Even after seeing and admiring so many of his other films, and seeing them & admiring them as expressions of his highly unique and idiosyncratic vision, I still have trouble seeing this as a Ray film above all. It seems to me a piece of 50s iconography which transcends its auteur, even though he's the one responsible for making it that way.

Watching it again last night, after about a dozen years (the first time I saw it I didn't know Ray from Adam), I could see how it fit into his pantheon - how its weirdness (and it is a weird movie) stemmed from his sensibility, how its themes and characters echoed those in his other films, yet it nonetheless seemed to belong to history more than its director.

I'm hard-pressed to think of any other film that so summarily captures a zeitgeist - sure, there are a lot of 60s films that catch a part of their time, but perhaps it's most noticeable here because the teen culture was just new and uncertain enough to be fully evoked in a single film.

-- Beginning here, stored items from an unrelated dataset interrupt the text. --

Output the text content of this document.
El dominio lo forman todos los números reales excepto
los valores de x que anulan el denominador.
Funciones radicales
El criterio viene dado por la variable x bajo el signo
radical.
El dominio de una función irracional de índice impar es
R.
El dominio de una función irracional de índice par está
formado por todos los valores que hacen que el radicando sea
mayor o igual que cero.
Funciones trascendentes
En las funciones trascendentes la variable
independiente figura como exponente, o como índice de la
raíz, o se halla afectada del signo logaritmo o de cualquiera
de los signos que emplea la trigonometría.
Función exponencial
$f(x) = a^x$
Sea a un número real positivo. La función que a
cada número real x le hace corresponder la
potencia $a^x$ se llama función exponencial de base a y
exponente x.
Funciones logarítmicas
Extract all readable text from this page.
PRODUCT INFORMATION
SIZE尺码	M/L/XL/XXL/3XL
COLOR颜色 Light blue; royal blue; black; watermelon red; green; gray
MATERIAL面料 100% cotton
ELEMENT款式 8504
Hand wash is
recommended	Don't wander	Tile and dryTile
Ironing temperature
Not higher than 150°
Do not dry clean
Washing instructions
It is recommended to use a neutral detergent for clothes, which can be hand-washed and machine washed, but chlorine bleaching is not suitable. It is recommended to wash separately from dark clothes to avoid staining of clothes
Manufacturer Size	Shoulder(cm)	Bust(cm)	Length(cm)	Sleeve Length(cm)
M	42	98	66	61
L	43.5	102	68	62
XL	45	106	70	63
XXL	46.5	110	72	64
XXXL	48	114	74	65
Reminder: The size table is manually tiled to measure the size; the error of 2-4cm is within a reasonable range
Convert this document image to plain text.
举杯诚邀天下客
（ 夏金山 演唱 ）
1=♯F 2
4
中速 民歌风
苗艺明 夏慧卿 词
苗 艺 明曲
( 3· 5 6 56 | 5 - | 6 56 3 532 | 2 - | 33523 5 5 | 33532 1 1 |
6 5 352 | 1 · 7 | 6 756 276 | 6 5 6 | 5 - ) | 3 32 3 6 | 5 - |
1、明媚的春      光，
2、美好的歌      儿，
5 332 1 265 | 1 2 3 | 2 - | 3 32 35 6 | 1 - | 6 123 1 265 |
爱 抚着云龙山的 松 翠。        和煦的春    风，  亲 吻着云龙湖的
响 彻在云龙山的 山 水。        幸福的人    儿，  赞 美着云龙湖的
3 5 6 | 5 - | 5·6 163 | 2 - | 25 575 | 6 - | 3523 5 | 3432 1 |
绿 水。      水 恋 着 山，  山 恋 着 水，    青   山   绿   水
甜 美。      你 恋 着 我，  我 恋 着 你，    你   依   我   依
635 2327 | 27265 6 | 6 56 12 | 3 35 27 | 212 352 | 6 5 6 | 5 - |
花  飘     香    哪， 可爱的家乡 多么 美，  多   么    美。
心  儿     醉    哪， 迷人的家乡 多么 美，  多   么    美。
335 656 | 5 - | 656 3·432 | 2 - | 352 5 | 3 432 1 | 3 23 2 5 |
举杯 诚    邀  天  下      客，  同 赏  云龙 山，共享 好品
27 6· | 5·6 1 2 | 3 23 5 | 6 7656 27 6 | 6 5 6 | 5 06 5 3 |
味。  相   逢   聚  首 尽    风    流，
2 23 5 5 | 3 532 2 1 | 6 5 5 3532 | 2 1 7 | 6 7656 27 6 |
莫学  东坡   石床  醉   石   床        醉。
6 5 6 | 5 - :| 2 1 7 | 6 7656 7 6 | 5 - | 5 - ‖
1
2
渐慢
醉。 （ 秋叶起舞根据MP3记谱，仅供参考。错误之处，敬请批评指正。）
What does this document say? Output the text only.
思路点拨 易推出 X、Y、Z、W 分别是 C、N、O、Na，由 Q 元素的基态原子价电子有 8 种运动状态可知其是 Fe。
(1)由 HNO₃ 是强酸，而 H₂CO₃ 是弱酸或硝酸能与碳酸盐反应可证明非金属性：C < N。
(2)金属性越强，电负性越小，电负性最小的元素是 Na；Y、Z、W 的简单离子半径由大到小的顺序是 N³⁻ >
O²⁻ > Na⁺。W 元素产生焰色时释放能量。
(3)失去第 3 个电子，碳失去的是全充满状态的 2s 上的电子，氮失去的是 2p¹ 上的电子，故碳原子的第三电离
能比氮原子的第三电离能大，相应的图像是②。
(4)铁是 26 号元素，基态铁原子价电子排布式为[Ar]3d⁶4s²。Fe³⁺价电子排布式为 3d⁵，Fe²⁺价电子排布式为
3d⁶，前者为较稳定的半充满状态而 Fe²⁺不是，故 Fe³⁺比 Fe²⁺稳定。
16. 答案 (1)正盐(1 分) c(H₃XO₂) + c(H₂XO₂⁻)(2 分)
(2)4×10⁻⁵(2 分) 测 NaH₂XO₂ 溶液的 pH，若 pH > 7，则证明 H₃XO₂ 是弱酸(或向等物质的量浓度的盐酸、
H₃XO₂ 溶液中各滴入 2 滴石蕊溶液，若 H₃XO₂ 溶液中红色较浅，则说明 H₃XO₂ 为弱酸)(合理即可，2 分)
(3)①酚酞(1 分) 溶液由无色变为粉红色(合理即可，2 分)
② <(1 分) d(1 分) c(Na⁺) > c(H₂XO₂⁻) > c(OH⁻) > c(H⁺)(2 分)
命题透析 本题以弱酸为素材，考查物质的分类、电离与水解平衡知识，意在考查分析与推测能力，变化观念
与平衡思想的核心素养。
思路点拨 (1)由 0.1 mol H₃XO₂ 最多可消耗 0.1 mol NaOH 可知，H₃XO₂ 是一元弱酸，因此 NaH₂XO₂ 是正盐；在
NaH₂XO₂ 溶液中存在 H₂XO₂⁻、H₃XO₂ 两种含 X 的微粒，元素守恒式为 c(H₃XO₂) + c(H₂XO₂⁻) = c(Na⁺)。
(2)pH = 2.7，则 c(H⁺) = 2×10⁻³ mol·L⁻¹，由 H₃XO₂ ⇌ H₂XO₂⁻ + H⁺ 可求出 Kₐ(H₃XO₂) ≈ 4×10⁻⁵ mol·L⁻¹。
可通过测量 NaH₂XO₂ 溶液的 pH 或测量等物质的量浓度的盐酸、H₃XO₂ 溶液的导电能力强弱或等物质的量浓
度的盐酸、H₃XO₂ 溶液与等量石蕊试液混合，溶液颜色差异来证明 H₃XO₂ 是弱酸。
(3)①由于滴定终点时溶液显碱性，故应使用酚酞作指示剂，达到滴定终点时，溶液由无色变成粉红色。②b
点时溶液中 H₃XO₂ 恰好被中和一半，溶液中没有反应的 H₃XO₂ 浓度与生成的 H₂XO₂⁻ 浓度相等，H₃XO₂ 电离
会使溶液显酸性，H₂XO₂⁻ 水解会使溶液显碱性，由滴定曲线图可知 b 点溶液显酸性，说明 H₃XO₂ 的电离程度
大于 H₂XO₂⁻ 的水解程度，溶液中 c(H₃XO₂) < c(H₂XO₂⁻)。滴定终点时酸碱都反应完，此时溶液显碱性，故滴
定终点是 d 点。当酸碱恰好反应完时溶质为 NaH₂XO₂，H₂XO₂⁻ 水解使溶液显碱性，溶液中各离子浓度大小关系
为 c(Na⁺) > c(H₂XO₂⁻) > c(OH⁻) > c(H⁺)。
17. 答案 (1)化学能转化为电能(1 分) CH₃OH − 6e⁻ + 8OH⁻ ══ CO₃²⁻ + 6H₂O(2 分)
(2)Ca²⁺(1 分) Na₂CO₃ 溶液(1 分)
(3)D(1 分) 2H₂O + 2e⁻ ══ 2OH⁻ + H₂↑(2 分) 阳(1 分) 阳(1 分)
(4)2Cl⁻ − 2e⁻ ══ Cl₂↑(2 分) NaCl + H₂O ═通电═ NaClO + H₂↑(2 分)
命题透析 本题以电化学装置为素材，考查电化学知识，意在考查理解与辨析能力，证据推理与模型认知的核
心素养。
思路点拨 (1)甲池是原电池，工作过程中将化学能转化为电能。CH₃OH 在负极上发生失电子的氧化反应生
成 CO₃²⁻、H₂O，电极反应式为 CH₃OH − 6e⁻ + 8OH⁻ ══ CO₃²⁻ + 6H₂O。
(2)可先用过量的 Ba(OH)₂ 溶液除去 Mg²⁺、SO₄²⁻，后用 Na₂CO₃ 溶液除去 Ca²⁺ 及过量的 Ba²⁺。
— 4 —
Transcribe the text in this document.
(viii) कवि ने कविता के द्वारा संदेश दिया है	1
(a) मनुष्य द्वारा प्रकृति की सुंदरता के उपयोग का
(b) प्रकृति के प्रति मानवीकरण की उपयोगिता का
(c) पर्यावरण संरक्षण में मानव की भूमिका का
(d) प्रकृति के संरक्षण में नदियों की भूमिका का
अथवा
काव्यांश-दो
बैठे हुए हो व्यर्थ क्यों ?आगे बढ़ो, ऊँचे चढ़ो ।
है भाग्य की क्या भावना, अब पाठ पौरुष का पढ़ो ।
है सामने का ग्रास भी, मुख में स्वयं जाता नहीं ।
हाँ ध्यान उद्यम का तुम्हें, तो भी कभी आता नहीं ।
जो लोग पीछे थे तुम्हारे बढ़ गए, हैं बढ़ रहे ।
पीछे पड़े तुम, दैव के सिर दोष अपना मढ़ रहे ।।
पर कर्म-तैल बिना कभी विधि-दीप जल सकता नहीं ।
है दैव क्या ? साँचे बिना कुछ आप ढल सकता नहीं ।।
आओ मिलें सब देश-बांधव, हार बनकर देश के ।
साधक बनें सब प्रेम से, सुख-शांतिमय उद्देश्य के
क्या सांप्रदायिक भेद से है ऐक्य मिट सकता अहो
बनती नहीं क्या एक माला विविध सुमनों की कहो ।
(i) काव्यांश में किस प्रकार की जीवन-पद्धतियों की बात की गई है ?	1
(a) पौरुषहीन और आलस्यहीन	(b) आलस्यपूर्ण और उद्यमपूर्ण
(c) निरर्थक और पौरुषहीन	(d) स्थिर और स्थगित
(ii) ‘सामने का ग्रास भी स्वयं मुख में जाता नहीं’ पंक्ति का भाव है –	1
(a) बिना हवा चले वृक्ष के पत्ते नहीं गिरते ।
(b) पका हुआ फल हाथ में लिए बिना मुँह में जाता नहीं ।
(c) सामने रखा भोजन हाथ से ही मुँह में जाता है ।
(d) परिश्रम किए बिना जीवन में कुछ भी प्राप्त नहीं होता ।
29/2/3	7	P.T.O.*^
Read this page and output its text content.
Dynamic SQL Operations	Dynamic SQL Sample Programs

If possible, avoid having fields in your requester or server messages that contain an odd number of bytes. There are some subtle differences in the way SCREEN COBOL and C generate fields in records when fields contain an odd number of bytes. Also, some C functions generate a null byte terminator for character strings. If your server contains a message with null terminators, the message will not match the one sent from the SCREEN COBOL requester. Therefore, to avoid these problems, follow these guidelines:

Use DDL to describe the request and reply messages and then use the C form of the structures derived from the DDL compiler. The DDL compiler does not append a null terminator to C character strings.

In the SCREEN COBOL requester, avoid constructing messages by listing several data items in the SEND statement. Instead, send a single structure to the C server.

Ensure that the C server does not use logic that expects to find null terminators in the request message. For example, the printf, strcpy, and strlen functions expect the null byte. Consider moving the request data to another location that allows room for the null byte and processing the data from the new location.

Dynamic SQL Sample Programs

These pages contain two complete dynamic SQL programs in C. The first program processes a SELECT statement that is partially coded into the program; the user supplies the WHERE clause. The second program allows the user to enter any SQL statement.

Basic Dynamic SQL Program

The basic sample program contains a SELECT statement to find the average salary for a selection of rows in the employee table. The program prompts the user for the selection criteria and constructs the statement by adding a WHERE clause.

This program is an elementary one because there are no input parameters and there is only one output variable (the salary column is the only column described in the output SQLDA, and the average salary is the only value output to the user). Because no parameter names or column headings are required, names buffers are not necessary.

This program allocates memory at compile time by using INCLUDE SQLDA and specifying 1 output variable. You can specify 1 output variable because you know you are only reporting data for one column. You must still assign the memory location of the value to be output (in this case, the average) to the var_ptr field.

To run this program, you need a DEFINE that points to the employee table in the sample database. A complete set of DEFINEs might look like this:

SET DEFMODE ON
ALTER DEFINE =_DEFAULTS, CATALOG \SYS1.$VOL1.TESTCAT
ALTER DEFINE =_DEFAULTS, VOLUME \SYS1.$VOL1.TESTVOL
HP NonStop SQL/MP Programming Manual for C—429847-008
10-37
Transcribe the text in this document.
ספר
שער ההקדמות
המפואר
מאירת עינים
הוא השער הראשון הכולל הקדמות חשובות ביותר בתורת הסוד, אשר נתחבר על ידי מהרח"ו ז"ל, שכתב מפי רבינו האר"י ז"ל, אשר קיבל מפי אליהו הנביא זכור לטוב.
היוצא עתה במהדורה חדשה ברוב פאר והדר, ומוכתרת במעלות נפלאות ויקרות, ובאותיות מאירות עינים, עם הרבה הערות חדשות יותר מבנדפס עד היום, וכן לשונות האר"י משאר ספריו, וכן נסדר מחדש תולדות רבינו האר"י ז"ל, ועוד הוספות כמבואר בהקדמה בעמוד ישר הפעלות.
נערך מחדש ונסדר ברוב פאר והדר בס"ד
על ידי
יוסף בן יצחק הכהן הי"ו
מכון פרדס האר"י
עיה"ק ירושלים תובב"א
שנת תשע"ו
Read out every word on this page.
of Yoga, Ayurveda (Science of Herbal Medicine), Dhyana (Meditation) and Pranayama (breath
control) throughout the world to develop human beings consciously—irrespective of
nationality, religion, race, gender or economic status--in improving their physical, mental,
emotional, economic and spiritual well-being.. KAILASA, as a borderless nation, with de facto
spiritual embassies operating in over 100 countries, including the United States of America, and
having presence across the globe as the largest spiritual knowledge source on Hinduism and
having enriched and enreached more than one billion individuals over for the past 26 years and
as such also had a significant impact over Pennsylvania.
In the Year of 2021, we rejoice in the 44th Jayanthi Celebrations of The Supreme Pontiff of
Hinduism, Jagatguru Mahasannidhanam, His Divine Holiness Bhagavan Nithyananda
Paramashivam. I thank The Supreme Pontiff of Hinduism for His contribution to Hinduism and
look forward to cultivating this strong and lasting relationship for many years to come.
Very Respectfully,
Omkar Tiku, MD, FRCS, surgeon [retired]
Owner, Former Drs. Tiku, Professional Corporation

It's not my favorite Ray film, not by a long shot, and I find parts of the final third somewhat lumpy (I think I like the middle section the best, from about the planetarium scene to those sequences with the teenagers wandering the town like dispossessed spirits). But I think it might be the most interesting Ray film, in part because it's at once his and history's - it's a fascinating cross-section of auteurist and sociological perspectives on film. Hope that makes sense.